A sample of AgCl was treated with 5.00 ml of 1.5 M $N{a}_{2}C{O}_3$ solution to give $A{g}_{2}C{O}_3$ .The ramaining solution contained 0.0026 g of $C{l}^{-}$ per litre. Calculate the solubility product of AgCl. $[K_{sp,A{g}_{2}C{O}_3}=8.2\times {10}^{-12}]$

• A. $1.1\times {10}^{-2}$
• B. $1.71\times {10}^{-11}$
• C. $1.71\times {10}^{-10}$
• D. $1.32\times {10}^{-9}$

Answer 1

The correct option is C $1.71\times {10}^{-10}$

The expression for the solubility product of $A{g}_{2}C{O}_3$ is

$K_{sp,A{g}_{2}C{O}_3}=\left[A{g}^{+}{]}^2\right[C{O}_3^{2-}]$

Substitute values in the above expression.

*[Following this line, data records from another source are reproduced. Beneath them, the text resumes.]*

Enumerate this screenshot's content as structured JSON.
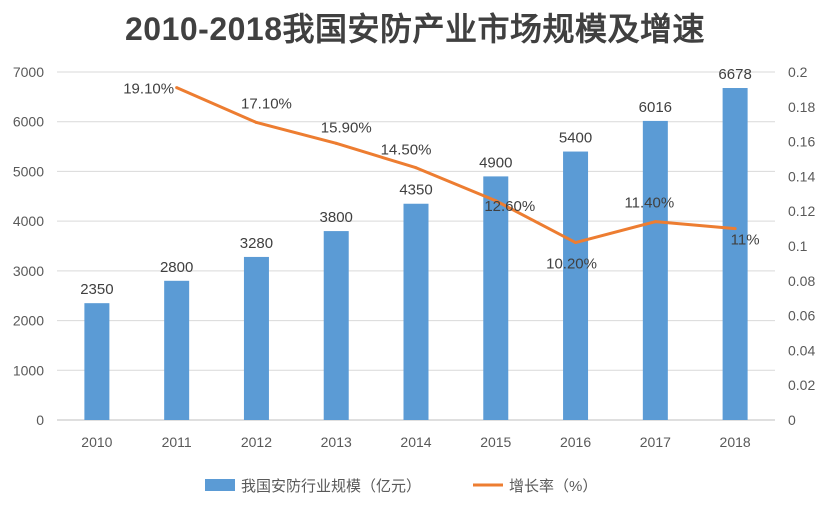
{
  "chart_data": {
    "type": "bar+line",
    "title": "2010-2018我国安防产业市场规模及增速",
    "categories": [
      "2010",
      "2011",
      "2012",
      "2013",
      "2014",
      "2015",
      "2016",
      "2017",
      "2018"
    ],
    "series": [
      {
        "name": "我国安防行业规模（亿元）",
        "type": "bar",
        "axis": "left",
        "color": "#5B9BD5",
        "values": [
          2350,
          2800,
          3280,
          3800,
          4350,
          4900,
          5400,
          6016,
          6678
        ],
        "labels": [
          "2350",
          "2800",
          "3280",
          "3800",
          "4350",
          "4900",
          "5400",
          "6016",
          "6678"
        ]
      },
      {
        "name": "增长率（%）",
        "type": "line",
        "axis": "right",
        "color": "#ED7D31",
        "x": [
          "2011",
          "2012",
          "2013",
          "2014",
          "2015",
          "2016",
          "2017",
          "2018"
        ],
        "values": [
          0.191,
          0.171,
          0.159,
          0.145,
          0.126,
          0.102,
          0.114,
          0.11
        ],
        "labels": [
          "19.10%",
          "17.10%",
          "15.90%",
          "14.50%",
          "12.60%",
          "10.20%",
          "11.40%",
          "11%"
        ]
      }
    ],
    "left_axis": {
      "ylim": [
        0,
        7000
      ],
      "ticks": [
        "0",
        "1000",
        "2000",
        "3000",
        "4000",
        "5000",
        "6000",
        "7000"
      ]
    },
    "right_axis": {
      "ylim": [
        0,
        0.2
      ],
      "ticks": [
        "0",
        "0.02",
        "0.04",
        "0.06",
        "0.08",
        "0.1",
        "0.12",
        "0.14",
        "0.16",
        "0.18",
        "0.2"
      ]
    },
    "grid": true,
    "legend_position": "bottom"
  }
}
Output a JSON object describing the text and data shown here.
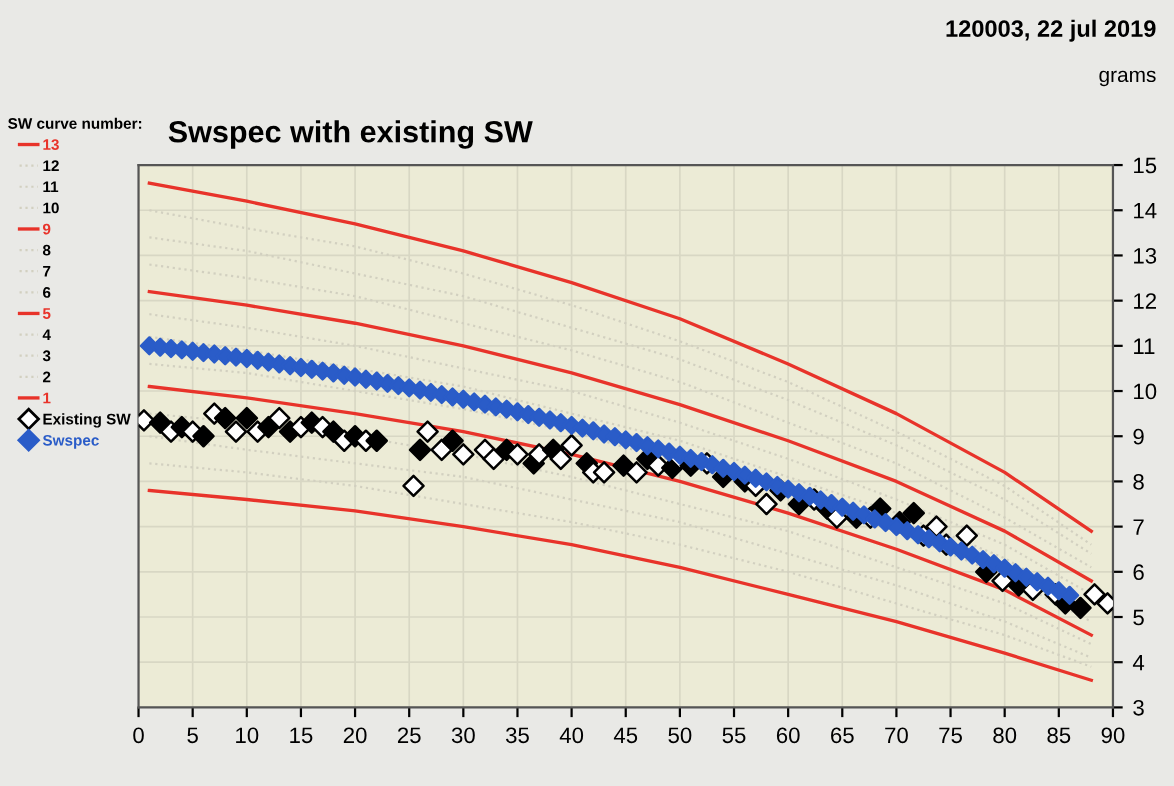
{
  "chart_data": {
    "type": "line",
    "title": "Swspec with existing SW",
    "subtitle": "120003, 22 jul 2019",
    "ylabel": "grams",
    "legend_title": "SW curve number:",
    "xlim": [
      0,
      90
    ],
    "xticks": [
      0,
      5,
      10,
      15,
      20,
      25,
      30,
      35,
      40,
      45,
      50,
      55,
      60,
      65,
      70,
      75,
      80,
      85,
      90
    ],
    "ylim": [
      3,
      15
    ],
    "yticks": [
      3,
      4,
      5,
      6,
      7,
      8,
      9,
      10,
      11,
      12,
      13,
      14,
      15
    ],
    "grid": true,
    "legend": "left",
    "series": [
      {
        "name": "13",
        "color": "#e8332a",
        "line_style": "solid",
        "x": [
          1,
          10,
          20,
          30,
          40,
          50,
          60,
          70,
          80,
          88
        ],
        "values": [
          14.6,
          14.2,
          13.7,
          13.1,
          12.4,
          11.6,
          10.6,
          9.5,
          8.2,
          6.9
        ]
      },
      {
        "name": "12",
        "color": "#d2d0c0",
        "line_style": "dotted",
        "x": [
          1,
          10,
          20,
          30,
          40,
          50,
          60,
          70,
          80,
          88
        ],
        "values": [
          14.0,
          13.6,
          13.2,
          12.6,
          11.9,
          11.1,
          10.2,
          9.1,
          7.9,
          6.6
        ]
      },
      {
        "name": "11",
        "color": "#d2d0c0",
        "line_style": "dotted",
        "x": [
          1,
          10,
          20,
          30,
          40,
          50,
          60,
          70,
          80,
          88
        ],
        "values": [
          13.4,
          13.1,
          12.6,
          12.1,
          11.4,
          10.7,
          9.8,
          8.8,
          7.6,
          6.4
        ]
      },
      {
        "name": "10",
        "color": "#d2d0c0",
        "line_style": "dotted",
        "x": [
          1,
          10,
          20,
          30,
          40,
          50,
          60,
          70,
          80,
          88
        ],
        "values": [
          12.8,
          12.5,
          12.1,
          11.5,
          10.9,
          10.2,
          9.3,
          8.4,
          7.2,
          6.1
        ]
      },
      {
        "name": "9",
        "color": "#e8332a",
        "line_style": "solid",
        "x": [
          1,
          10,
          20,
          30,
          40,
          50,
          60,
          70,
          80,
          88
        ],
        "values": [
          12.2,
          11.9,
          11.5,
          11.0,
          10.4,
          9.7,
          8.9,
          8.0,
          6.9,
          5.8
        ]
      },
      {
        "name": "8",
        "color": "#d2d0c0",
        "line_style": "dotted",
        "x": [
          1,
          10,
          20,
          30,
          40,
          50,
          60,
          70,
          80,
          88
        ],
        "values": [
          11.7,
          11.4,
          11.0,
          10.5,
          10.0,
          9.3,
          8.5,
          7.6,
          6.6,
          5.5
        ]
      },
      {
        "name": "7",
        "color": "#d2d0c0",
        "line_style": "dotted",
        "x": [
          1,
          10,
          20,
          30,
          40,
          50,
          60,
          70,
          80,
          88
        ],
        "values": [
          11.2,
          10.9,
          10.5,
          10.1,
          9.5,
          8.9,
          8.1,
          7.3,
          6.3,
          5.2
        ]
      },
      {
        "name": "6",
        "color": "#d2d0c0",
        "line_style": "dotted",
        "x": [
          1,
          10,
          20,
          30,
          40,
          50,
          60,
          70,
          80,
          88
        ],
        "values": [
          10.6,
          10.4,
          10.0,
          9.6,
          9.1,
          8.4,
          7.7,
          6.9,
          5.9,
          4.9
        ]
      },
      {
        "name": "5",
        "color": "#e8332a",
        "line_style": "solid",
        "x": [
          1,
          10,
          20,
          30,
          40,
          50,
          60,
          70,
          80,
          88
        ],
        "values": [
          10.1,
          9.85,
          9.5,
          9.1,
          8.6,
          8.0,
          7.3,
          6.5,
          5.6,
          4.6
        ]
      },
      {
        "name": "4",
        "color": "#d2d0c0",
        "line_style": "dotted",
        "x": [
          1,
          10,
          20,
          30,
          40,
          50,
          60,
          70,
          80,
          88
        ],
        "values": [
          9.5,
          9.3,
          9.0,
          8.6,
          8.1,
          7.5,
          6.9,
          6.1,
          5.3,
          4.4
        ]
      },
      {
        "name": "3",
        "color": "#d2d0c0",
        "line_style": "dotted",
        "x": [
          1,
          10,
          20,
          30,
          40,
          50,
          60,
          70,
          80,
          88
        ],
        "values": [
          9.0,
          8.7,
          8.4,
          8.1,
          7.6,
          7.1,
          6.4,
          5.7,
          4.9,
          4.1
        ]
      },
      {
        "name": "2",
        "color": "#d2d0c0",
        "line_style": "dotted",
        "x": [
          1,
          10,
          20,
          30,
          40,
          50,
          60,
          70,
          80,
          88
        ],
        "values": [
          8.4,
          8.2,
          7.9,
          7.5,
          7.1,
          6.6,
          6.0,
          5.3,
          4.6,
          3.9
        ]
      },
      {
        "name": "1",
        "color": "#e8332a",
        "line_style": "solid",
        "x": [
          1,
          10,
          20,
          30,
          40,
          50,
          60,
          70,
          80,
          88
        ],
        "values": [
          7.8,
          7.6,
          7.35,
          7.0,
          6.6,
          6.1,
          5.5,
          4.9,
          4.2,
          3.6
        ]
      },
      {
        "name": "Existing SW",
        "type": "scatter",
        "marker": "diamond",
        "color": "#ffffff",
        "x": [
          0.5,
          2,
          3,
          4,
          5,
          6,
          7,
          8,
          9,
          10,
          11,
          12,
          13,
          14,
          15,
          16,
          17,
          18,
          19,
          20,
          21,
          22,
          25.4,
          26,
          26.7,
          28,
          29,
          30,
          32,
          32.8,
          34,
          35,
          36.5,
          37,
          38.3,
          39,
          40,
          41.4,
          42,
          43,
          44.8,
          46,
          47,
          48,
          49.3,
          50,
          51,
          52.5,
          54,
          56,
          57,
          58,
          59.3,
          61,
          62.4,
          63.6,
          64.5,
          66.3,
          67.6,
          68.5,
          70.3,
          71.6,
          72.5,
          73.7,
          74.6,
          76.5,
          78.3,
          79.8,
          81.3,
          82.6,
          84.7,
          85.6,
          87,
          88.3,
          89.5
        ],
        "values": [
          9.35,
          9.3,
          9.1,
          9.2,
          9.1,
          9.0,
          9.5,
          9.4,
          9.1,
          9.4,
          9.1,
          9.2,
          9.4,
          9.1,
          9.2,
          9.3,
          9.2,
          9.1,
          8.9,
          9.0,
          8.9,
          8.9,
          7.9,
          8.7,
          9.1,
          8.7,
          8.9,
          8.6,
          8.7,
          8.5,
          8.7,
          8.6,
          8.4,
          8.6,
          8.7,
          8.5,
          8.8,
          8.4,
          8.2,
          8.2,
          8.35,
          8.2,
          8.5,
          8.35,
          8.3,
          8.5,
          8.35,
          8.4,
          8.1,
          8.0,
          7.9,
          7.5,
          7.8,
          7.5,
          7.6,
          7.4,
          7.2,
          7.2,
          7.2,
          7.4,
          7.1,
          7.3,
          6.8,
          7.0,
          6.6,
          6.8,
          6.0,
          5.8,
          5.7,
          5.6,
          5.5,
          5.3,
          5.2,
          5.5,
          5.3
        ],
        "colors": [
          "#ffffff",
          "#000000",
          "#ffffff",
          "#000000",
          "#ffffff",
          "#000000",
          "#ffffff",
          "#000000",
          "#ffffff",
          "#000000",
          "#ffffff",
          "#000000",
          "#ffffff",
          "#000000",
          "#ffffff",
          "#000000",
          "#ffffff",
          "#000000",
          "#ffffff",
          "#000000",
          "#ffffff",
          "#000000",
          "#ffffff",
          "#000000",
          "#ffffff",
          "#ffffff",
          "#000000",
          "#ffffff",
          "#ffffff",
          "#ffffff",
          "#000000",
          "#ffffff",
          "#000000",
          "#ffffff",
          "#000000",
          "#ffffff",
          "#ffffff",
          "#000000",
          "#ffffff",
          "#ffffff",
          "#000000",
          "#ffffff",
          "#000000",
          "#ffffff",
          "#000000",
          "#ffffff",
          "#000000",
          "#ffffff",
          "#000000",
          "#000000",
          "#ffffff",
          "#ffffff",
          "#000000",
          "#000000",
          "#ffffff",
          "#000000",
          "#ffffff",
          "#000000",
          "#ffffff",
          "#000000",
          "#000000",
          "#000000",
          "#ffffff",
          "#ffffff",
          "#ffffff",
          "#ffffff",
          "#000000",
          "#ffffff",
          "#000000",
          "#ffffff",
          "#ffffff",
          "#000000",
          "#000000",
          "#ffffff",
          "#ffffff"
        ]
      },
      {
        "name": "Swspec",
        "type": "scatter",
        "marker": "diamond",
        "color": "#2a5cc8",
        "x": [
          1,
          2,
          3,
          4,
          5,
          6,
          7,
          8,
          9,
          10,
          11,
          12,
          13,
          14,
          15,
          16,
          17,
          18,
          19,
          20,
          21,
          22,
          23,
          24,
          25,
          26,
          27,
          28,
          29,
          30,
          31,
          32,
          33,
          34,
          35,
          36,
          37,
          38,
          39,
          40,
          41,
          42,
          43,
          44,
          45,
          46,
          47,
          48,
          49,
          50,
          51,
          52,
          53,
          54,
          55,
          56,
          57,
          58,
          59,
          60,
          61,
          62,
          63,
          64,
          65,
          66,
          67,
          68,
          69,
          70,
          71,
          72,
          73,
          74,
          75,
          76,
          77,
          78,
          79,
          80,
          81,
          82,
          83,
          84,
          85,
          86
        ],
        "values": [
          11.0,
          10.97,
          10.94,
          10.91,
          10.88,
          10.85,
          10.82,
          10.78,
          10.75,
          10.72,
          10.68,
          10.64,
          10.6,
          10.56,
          10.52,
          10.48,
          10.44,
          10.4,
          10.35,
          10.31,
          10.26,
          10.22,
          10.17,
          10.12,
          10.07,
          10.02,
          9.97,
          9.92,
          9.87,
          9.82,
          9.76,
          9.71,
          9.65,
          9.6,
          9.54,
          9.48,
          9.42,
          9.36,
          9.3,
          9.24,
          9.18,
          9.12,
          9.05,
          8.99,
          8.92,
          8.86,
          8.79,
          8.72,
          8.65,
          8.58,
          8.51,
          8.44,
          8.37,
          8.29,
          8.22,
          8.14,
          8.07,
          7.99,
          7.91,
          7.83,
          7.75,
          7.67,
          7.59,
          7.51,
          7.43,
          7.34,
          7.26,
          7.17,
          7.09,
          7.0,
          6.91,
          6.82,
          6.73,
          6.64,
          6.55,
          6.46,
          6.37,
          6.27,
          6.18,
          6.08,
          5.98,
          5.88,
          5.78,
          5.68,
          5.58,
          5.48
        ]
      }
    ]
  }
}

$8.2\times {10}^{-12}=[A{g}^{+}{]}^2\times 1.5$

Hence, $\left[A{g}^{+}\right]=2.3\times {10}^{-6}$

The expression for the solubility product of $AgCl$ is $K_{sp,AgCl}=\left[A{g}^{+}\right]\left[C{l}^{-}\right]$

Substitute values in the above expression.

$K_{sp,AgCl}=2.3\times {10}^{-6}\times \frac{0.0026}{35.5}=1.71\times {10}^{-10}$.